Evidence of structural changes of an enzymatic extract entrapped into alginate beads

In this work, we analyzed the structural changes of araujiain entrapped into alginate beads. Araujiain is an enzymatic preparation containing three known enzymatic fractions with each fraction individually presenting a similar catalytic performance. Fluorescence and infrared spectroscopy, thermal analysis and residual catalytic activity studies were carried out. A small red shift in the spectrum of araujiain was observed after the entrapment process. Changes in the polarity around the tryptophan (Trp) residues were associated with an enzyme conformational change. From the Fourier transform infrared spectroscopy (FTIR) analysis, it was demonstrated that interactions between the enzyme extract and Ca alginate caused different structural behavior in araujiain. According to the diffuse reflectance infrared Fourier transform spectroscopy (DRIFT) study, it was possible to conclude that a secondary structure with a high α-helical character was responsible for the highest activity of entrapped araujiain. Finally, from thermal analysis measurements, it was proved that entrapment of araujiain augments the thermal stability of both the enzyme extract and Ca alginate, indicating a possible interaction between enzyme extract and its support.

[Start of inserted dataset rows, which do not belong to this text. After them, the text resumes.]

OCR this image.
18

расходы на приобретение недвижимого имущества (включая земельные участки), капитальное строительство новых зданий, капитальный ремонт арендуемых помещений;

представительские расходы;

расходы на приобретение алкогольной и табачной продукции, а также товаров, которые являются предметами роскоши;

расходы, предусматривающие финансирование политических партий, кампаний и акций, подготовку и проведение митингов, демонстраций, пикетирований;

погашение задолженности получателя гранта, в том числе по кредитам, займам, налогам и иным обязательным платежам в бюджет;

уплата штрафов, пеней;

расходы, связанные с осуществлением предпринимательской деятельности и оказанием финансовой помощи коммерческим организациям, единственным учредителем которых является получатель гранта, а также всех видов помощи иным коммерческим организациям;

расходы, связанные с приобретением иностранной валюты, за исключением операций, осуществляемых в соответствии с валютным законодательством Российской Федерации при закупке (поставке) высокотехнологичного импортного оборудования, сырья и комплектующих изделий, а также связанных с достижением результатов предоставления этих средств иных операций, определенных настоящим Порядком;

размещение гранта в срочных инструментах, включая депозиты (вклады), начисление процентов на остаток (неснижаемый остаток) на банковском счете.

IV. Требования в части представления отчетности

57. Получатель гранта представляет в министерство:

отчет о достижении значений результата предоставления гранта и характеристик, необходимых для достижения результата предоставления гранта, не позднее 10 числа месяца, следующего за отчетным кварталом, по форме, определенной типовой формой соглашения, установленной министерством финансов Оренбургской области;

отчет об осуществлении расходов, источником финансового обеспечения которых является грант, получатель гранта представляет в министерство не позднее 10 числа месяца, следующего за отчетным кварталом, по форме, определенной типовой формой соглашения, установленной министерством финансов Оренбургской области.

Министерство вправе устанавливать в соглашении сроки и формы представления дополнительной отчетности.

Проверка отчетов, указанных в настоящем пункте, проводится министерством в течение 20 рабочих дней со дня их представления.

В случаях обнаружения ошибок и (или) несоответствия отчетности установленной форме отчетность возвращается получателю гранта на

► We analyzed the structural changes of araujiain entrapped into alginate beads.
► A small red shift in the spectrum of the enzyme entrapped was observed indicating that Trp residues have more polarizable surroundings.
► A secondary structure with a high α-helical character was responsible for the highest activity of entrapped araujiain.
► Interactions between the enzyme extract and Ca alginate caused different structural behavior in araujiain.
► Entrapment of araujiain augments the thermal stability of both the enzyme extract and Ca alginate.